I'm also disappointed that real frontend expertise is not valued as highly as a traditional backend engineer. Think about someone like an Architect. You could say that they are glorified artists (yes, I know they do more than that) and they are highly valued for their artistic input as well as their professional advice; but it's also not unheard of to have an architect solely provide artistic direction and a structural engineer provide support.
> Node and Express. You just had to be there. And it was great.
I agree and Node and Express are still great when going with just js. Node and Koa more now but still great. Socket.io for real-time. All are great for getting things up quickly, simple and shipping things.
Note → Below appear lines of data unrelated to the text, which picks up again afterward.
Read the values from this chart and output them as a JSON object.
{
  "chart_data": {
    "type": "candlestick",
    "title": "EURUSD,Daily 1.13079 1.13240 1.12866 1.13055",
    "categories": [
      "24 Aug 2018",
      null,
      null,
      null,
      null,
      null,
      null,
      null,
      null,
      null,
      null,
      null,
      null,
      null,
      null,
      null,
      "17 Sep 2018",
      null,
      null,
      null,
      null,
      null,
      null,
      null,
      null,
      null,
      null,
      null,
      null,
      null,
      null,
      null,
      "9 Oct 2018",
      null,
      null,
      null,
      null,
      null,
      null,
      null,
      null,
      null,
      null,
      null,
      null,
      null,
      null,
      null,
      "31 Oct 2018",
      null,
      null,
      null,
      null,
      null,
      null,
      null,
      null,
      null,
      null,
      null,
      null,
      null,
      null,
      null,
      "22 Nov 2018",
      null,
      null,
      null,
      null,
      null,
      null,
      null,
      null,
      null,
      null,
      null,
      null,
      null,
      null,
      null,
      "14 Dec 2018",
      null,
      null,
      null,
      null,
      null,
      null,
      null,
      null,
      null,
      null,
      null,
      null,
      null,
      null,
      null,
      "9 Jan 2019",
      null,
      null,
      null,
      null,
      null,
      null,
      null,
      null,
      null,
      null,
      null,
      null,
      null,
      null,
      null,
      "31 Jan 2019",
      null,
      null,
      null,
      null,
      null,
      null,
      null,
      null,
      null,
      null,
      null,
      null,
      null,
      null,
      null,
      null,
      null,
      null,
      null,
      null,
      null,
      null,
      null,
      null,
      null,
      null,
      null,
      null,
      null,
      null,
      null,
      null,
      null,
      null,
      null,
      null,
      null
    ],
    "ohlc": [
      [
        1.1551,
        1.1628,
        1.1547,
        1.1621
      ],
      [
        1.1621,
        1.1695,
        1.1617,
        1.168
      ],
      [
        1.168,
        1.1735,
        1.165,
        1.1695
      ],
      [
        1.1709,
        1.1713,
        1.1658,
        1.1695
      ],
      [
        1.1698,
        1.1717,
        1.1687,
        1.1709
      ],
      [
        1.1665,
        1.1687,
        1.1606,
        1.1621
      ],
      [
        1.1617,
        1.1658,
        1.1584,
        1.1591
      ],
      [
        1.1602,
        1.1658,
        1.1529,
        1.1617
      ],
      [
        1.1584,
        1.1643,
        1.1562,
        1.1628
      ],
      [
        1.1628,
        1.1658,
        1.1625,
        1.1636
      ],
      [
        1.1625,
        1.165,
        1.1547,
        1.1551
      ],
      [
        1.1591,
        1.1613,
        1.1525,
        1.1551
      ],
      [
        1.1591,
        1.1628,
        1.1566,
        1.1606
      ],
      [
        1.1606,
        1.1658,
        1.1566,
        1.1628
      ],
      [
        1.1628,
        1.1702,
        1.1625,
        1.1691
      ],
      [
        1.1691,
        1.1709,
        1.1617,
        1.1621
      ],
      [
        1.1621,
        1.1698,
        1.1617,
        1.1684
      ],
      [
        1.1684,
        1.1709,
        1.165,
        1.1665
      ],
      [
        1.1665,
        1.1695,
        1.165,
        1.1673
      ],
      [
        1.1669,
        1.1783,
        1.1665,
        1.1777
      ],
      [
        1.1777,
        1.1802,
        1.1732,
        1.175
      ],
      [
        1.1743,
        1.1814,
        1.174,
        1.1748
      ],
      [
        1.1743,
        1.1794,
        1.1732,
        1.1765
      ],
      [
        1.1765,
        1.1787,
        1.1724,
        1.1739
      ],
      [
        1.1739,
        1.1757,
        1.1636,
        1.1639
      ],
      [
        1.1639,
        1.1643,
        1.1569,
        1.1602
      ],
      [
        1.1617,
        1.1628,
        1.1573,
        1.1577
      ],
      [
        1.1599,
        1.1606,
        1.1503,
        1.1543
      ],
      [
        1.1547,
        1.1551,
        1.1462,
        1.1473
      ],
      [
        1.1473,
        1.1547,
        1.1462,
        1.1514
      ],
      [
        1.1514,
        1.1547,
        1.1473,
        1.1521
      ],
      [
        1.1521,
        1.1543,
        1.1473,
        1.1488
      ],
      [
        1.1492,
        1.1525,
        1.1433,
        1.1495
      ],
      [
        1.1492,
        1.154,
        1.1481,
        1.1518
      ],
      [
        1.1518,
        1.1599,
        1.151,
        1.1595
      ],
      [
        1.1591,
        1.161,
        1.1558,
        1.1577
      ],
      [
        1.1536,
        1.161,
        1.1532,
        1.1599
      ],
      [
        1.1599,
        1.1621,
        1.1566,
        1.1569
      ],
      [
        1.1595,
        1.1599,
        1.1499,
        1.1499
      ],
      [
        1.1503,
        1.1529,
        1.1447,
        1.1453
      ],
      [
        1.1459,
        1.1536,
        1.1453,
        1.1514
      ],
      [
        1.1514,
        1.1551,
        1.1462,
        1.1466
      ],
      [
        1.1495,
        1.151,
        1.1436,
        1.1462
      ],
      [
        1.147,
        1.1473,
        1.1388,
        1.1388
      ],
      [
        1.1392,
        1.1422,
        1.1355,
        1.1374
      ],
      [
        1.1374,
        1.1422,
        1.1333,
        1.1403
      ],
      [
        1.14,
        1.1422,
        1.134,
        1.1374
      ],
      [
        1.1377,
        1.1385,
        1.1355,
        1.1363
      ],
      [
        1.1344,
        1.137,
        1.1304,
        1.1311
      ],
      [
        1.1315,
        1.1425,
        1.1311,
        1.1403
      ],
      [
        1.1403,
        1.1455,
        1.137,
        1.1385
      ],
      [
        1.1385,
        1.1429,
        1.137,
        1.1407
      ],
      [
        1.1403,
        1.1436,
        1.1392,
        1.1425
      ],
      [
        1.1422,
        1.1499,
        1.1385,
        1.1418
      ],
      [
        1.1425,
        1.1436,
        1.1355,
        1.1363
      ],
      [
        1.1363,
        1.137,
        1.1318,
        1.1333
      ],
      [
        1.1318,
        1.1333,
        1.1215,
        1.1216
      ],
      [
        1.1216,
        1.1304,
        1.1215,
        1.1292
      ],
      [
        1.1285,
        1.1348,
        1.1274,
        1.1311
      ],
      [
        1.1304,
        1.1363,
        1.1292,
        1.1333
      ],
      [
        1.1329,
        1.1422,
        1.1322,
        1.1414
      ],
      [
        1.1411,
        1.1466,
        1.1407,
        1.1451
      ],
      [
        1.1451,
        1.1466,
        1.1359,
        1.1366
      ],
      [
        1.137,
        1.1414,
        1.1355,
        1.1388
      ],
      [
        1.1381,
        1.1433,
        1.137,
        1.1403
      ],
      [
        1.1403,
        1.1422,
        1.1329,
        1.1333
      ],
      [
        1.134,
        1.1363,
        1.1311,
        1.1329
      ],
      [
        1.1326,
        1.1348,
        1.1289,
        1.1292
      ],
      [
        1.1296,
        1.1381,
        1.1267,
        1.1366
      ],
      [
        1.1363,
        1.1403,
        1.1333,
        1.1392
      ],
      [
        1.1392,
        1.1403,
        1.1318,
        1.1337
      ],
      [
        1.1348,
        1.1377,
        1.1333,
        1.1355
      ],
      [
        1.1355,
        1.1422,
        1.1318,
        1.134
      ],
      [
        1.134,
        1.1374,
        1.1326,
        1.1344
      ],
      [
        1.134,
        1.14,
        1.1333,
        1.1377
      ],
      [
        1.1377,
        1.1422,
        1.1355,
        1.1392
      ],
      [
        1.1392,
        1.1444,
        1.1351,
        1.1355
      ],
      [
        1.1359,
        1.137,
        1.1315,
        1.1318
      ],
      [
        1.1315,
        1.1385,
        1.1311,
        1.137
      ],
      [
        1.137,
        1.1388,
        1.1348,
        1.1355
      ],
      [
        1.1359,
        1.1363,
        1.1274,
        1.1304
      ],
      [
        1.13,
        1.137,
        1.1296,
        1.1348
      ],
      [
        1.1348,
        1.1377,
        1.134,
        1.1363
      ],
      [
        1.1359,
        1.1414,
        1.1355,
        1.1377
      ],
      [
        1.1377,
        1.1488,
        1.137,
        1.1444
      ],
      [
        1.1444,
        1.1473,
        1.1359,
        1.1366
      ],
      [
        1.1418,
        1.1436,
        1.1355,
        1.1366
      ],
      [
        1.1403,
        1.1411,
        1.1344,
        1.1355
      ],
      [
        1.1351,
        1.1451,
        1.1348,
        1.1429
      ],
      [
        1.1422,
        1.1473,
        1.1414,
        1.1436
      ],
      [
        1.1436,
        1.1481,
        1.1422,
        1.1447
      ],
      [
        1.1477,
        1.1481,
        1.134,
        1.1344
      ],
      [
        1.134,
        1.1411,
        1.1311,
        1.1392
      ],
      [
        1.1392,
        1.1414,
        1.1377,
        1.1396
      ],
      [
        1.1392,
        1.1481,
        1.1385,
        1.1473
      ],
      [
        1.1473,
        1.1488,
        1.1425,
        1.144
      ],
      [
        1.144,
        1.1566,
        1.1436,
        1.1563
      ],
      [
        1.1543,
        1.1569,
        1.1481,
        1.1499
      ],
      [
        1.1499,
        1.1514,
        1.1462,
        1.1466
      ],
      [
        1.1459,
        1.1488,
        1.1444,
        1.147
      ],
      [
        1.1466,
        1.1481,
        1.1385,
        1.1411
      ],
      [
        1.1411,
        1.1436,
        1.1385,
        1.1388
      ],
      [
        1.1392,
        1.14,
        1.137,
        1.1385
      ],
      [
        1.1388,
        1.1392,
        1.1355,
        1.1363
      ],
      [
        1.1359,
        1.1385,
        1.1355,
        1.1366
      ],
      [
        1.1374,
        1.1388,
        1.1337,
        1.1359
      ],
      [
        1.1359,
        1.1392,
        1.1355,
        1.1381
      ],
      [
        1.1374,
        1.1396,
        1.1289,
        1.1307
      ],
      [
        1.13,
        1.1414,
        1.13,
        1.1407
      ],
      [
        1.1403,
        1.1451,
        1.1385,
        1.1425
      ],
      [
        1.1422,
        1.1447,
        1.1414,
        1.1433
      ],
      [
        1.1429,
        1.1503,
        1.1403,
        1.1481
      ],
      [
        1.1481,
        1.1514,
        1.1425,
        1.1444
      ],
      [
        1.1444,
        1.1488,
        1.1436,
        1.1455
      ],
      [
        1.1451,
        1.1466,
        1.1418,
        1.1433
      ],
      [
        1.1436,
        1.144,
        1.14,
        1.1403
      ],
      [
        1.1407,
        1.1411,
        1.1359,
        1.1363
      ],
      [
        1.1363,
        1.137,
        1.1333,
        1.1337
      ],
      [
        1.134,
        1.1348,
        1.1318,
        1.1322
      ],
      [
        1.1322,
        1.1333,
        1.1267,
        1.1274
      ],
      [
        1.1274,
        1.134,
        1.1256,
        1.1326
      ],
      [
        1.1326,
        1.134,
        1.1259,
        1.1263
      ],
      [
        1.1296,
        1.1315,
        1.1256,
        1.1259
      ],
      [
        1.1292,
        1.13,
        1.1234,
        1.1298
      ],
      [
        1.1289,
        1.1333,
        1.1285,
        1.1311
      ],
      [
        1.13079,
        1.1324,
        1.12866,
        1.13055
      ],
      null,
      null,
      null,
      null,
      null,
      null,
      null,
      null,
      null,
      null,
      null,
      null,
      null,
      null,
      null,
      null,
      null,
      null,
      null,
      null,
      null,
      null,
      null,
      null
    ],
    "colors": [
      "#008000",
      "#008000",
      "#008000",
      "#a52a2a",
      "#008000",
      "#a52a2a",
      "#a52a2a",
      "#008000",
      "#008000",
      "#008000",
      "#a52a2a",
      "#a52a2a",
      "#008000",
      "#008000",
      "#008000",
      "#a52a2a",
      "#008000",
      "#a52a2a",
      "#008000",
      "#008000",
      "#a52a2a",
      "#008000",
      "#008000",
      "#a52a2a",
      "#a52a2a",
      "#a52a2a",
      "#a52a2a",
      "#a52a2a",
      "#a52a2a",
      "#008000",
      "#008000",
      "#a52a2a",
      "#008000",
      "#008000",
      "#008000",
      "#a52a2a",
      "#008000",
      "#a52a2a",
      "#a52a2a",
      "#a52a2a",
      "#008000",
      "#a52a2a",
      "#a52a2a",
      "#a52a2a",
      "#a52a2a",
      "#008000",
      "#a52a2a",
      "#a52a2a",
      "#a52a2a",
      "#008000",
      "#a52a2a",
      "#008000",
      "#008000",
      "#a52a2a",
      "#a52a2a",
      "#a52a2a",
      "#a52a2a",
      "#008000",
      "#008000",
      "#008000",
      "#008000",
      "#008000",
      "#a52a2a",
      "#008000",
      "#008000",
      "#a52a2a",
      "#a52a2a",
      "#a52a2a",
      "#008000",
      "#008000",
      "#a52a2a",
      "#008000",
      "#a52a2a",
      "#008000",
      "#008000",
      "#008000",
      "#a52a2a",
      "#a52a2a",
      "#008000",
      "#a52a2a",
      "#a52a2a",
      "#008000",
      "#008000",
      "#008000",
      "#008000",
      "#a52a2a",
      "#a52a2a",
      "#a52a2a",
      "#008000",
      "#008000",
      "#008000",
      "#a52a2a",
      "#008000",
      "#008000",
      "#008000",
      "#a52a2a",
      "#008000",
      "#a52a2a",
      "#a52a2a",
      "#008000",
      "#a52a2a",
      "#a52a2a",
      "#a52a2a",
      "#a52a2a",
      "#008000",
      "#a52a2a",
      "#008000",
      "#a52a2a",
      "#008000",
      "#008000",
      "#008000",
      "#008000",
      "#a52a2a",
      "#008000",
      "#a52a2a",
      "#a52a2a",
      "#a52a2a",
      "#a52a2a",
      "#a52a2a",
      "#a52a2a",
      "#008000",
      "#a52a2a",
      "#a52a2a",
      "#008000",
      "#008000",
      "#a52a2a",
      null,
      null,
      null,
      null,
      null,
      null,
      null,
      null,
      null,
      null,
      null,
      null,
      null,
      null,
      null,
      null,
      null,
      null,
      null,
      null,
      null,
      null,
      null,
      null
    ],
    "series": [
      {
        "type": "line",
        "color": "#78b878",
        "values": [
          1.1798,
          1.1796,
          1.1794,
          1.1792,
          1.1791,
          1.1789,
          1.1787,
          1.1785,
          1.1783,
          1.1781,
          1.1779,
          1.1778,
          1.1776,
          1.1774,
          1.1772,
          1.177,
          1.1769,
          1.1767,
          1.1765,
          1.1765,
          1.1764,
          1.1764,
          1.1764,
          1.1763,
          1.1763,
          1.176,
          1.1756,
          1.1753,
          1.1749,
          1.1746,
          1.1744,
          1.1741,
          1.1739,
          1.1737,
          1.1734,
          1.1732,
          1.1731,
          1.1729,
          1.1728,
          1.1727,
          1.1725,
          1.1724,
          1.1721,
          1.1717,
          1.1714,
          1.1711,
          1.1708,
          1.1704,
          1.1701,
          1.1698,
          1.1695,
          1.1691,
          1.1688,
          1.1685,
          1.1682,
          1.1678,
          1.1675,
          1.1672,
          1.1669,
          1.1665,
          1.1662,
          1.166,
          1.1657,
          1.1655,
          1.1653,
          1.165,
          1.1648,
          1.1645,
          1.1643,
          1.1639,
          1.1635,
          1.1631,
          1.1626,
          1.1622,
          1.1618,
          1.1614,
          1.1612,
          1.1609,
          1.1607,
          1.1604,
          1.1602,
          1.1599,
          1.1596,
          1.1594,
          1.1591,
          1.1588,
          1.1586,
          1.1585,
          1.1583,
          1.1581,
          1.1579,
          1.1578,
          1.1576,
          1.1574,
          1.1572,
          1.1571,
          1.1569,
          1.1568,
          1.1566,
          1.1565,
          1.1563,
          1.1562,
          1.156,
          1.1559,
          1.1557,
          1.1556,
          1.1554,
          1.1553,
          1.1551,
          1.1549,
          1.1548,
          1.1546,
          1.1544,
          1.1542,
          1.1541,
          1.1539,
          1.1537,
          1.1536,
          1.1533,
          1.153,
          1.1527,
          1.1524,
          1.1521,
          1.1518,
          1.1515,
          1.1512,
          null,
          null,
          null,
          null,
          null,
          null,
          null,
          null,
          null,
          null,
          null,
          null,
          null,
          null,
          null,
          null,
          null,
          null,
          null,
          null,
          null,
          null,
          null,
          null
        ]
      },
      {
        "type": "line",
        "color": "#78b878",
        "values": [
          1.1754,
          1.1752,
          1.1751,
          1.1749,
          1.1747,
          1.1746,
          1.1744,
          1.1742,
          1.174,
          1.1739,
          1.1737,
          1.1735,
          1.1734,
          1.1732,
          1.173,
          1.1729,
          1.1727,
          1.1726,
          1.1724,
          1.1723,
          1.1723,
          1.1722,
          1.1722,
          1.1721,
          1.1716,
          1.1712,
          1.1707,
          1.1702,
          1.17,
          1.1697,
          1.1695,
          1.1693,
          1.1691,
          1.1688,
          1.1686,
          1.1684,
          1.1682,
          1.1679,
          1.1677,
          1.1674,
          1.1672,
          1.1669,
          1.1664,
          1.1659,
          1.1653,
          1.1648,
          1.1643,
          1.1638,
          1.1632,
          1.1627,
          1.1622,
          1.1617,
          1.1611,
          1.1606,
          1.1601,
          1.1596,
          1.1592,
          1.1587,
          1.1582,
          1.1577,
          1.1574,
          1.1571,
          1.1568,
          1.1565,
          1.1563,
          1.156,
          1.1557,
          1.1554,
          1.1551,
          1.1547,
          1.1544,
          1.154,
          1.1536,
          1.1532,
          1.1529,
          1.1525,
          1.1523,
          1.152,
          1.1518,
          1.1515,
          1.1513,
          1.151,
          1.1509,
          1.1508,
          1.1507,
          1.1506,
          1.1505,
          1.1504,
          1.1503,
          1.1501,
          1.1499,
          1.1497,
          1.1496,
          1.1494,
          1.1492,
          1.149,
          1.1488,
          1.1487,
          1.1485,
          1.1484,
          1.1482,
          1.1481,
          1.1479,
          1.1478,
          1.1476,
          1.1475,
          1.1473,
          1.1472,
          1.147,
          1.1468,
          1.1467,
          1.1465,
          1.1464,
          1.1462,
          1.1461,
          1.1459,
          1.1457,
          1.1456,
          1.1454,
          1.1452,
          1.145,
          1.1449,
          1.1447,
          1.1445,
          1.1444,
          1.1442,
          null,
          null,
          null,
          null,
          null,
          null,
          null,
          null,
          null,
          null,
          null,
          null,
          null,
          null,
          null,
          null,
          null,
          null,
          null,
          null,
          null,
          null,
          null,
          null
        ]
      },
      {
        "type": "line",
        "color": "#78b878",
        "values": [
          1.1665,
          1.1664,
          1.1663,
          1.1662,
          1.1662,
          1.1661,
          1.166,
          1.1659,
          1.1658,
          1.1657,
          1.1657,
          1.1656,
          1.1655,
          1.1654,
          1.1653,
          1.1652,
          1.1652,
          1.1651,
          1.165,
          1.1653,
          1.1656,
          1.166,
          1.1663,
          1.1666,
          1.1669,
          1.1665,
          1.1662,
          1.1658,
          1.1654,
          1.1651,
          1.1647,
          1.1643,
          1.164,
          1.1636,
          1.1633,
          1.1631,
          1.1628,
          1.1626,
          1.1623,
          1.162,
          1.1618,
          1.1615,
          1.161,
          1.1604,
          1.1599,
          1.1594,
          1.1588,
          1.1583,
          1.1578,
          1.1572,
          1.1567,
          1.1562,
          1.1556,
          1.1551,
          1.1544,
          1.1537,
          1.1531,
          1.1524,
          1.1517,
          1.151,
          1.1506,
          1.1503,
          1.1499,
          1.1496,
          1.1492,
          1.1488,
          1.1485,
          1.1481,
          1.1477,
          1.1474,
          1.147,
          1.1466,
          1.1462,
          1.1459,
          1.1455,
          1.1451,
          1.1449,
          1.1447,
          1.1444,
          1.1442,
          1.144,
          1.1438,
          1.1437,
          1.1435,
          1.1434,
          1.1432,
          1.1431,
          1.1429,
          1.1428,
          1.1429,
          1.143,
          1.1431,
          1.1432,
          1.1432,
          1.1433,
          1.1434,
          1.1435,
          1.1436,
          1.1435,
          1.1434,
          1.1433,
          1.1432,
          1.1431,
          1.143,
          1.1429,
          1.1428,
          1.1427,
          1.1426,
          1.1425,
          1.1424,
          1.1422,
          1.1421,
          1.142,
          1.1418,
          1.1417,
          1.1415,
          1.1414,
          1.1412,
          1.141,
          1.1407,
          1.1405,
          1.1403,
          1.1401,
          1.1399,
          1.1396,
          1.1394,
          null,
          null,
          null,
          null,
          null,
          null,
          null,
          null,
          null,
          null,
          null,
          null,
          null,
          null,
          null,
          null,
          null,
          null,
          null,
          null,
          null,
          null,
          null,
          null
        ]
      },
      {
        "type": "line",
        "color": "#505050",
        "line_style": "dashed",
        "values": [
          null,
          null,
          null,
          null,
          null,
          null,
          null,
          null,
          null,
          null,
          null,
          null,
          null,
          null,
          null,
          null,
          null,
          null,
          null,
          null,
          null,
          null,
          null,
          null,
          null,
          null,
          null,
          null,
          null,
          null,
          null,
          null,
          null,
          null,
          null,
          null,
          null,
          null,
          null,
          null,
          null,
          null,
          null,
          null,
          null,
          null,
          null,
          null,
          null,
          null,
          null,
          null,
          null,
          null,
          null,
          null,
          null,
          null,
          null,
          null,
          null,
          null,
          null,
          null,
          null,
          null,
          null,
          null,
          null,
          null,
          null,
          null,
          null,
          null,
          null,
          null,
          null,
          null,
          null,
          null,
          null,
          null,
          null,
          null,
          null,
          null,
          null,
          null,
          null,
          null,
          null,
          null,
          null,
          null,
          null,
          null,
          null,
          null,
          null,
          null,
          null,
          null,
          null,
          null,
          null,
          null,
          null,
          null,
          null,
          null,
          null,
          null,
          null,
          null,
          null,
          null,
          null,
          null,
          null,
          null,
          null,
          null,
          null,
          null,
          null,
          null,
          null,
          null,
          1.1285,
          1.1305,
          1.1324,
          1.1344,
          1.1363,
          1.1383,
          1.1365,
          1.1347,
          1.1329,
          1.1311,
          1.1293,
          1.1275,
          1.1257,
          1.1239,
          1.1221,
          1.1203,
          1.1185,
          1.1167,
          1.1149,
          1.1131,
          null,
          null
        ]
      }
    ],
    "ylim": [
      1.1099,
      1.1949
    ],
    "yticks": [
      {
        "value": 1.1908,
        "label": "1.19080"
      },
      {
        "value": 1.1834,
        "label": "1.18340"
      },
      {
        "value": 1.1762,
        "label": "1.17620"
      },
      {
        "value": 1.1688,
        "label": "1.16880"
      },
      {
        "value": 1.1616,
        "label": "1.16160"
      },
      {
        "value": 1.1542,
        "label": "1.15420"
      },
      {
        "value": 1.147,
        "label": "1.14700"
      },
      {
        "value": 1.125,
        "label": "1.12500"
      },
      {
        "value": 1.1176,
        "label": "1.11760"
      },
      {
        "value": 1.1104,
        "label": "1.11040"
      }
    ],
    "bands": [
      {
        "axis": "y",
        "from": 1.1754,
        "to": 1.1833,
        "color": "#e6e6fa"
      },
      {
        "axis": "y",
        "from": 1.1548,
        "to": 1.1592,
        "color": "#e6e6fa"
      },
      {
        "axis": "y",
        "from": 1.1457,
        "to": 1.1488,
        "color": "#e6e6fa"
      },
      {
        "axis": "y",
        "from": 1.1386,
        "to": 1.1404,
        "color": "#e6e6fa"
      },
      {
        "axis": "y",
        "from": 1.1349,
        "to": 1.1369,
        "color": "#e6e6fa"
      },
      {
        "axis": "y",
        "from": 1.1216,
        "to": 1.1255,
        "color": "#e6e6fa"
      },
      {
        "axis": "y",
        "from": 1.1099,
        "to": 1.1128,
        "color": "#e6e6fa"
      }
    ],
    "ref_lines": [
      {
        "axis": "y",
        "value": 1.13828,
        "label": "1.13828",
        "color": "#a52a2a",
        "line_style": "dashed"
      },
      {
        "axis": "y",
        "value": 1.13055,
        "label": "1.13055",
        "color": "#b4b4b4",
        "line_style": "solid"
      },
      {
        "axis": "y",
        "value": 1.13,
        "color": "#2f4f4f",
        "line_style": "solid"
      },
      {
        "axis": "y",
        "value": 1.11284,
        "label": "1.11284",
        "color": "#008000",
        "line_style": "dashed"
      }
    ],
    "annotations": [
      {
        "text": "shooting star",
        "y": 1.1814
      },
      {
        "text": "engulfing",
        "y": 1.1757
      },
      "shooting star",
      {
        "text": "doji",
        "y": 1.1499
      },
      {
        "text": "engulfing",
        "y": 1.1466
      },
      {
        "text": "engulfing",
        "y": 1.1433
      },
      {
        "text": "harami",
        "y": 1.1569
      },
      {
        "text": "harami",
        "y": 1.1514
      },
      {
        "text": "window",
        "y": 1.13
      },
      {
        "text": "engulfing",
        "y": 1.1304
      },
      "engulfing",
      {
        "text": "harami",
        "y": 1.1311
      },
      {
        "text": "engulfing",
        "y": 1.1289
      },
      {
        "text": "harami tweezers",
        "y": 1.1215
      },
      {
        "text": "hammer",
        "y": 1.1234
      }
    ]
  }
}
Couldn't be more accurate. Heroku and Rails is almost as much of a throwback as Node and Express. You just had to be there. And it was great. Web dev was always a hobby for me as a teen, but then I turned to the rails book as a means of learning a professionally designed system, when I wanted to get serious as a dev. It definitely served me well. Heroku, at the time, offered a very streamlined and accessible way to integrate rails. It was a great time to learn.